Last but not least were our reviews of the Antec Kühler H20 920 and the Antec High Current Pro 1200W PSU. Both impressed, with the cooler delivering some of the best results we’ve ever seen, while the PSU proved rock solid at full load and relatively keenly priced too. As a result, both walked away with awards.

PC Hardware Buyer's Guide September 2011

How Does Our Buyer's Guide Work?

We show an average price that you should be looking to pay for the products we've recommended, and then an overall budget for each of the PCs we've designed. This is in response to the fact that prices fluctuate over the month, and products go in and out of stock, not to mention the included cost of delivery for all the parts that we need to take into account - and everyone has their favourite retailers and e-tailers too.

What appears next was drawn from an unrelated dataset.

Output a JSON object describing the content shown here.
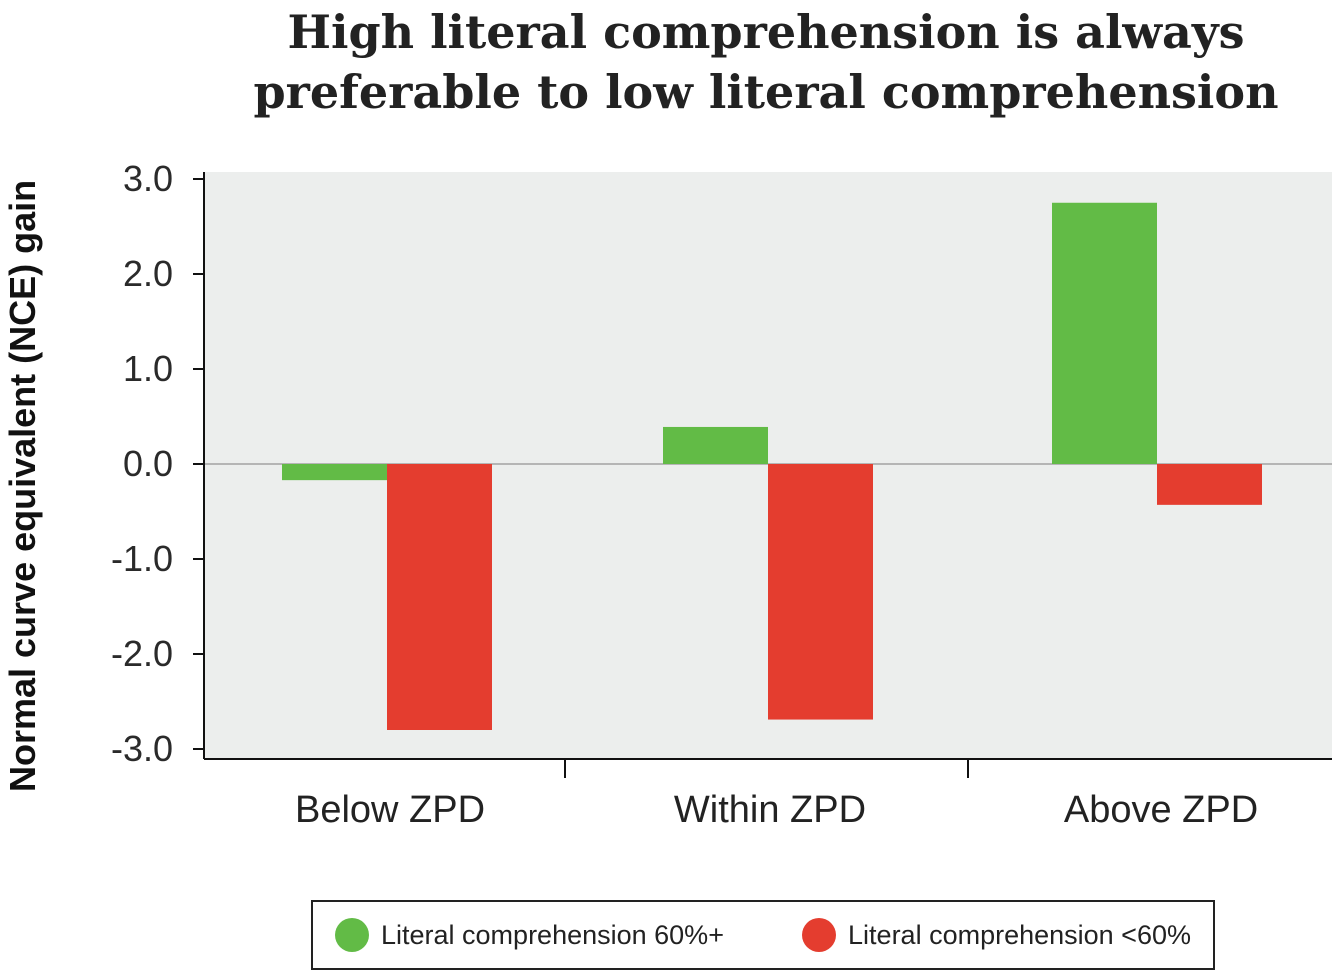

As usual, a run-down of our systems is as follows:
  • The Affordable All-Rounder is highly budget-conscious, but still offers plenty of gaming potential and an upgrade path.
  • The Enthusiast Overclocker system is for those who want to squeeze out the most performance, although not necessarily the most MHz, for their money. It has tonnes of gaming grunt for the best use of little cash.
  • The Gaming Workhorse offers supreme performance for the heavy multi-tasker and gamer, while staying firmly under the grand mark.
  • Finally, our Premium Player package is for those who want the latest, highest-performing kit with excellent cooling that won't sound like a hive of angry hornets, and without going way into the thousands.
As always, we write the buyer's guide not as a definitive must-buy list, but as a monthly update of systems and parts we know will work well together within a particular budget. Take what you want from each build - from affordable, capable PCs to gaming behemoths - whether you want just a few bits of hardware for an upgrade or the whole system. We sift through the mass of hardware and recommendations, choose the best from what we've tested and what we know to be good, and then set up the above PCs to fit several budgets.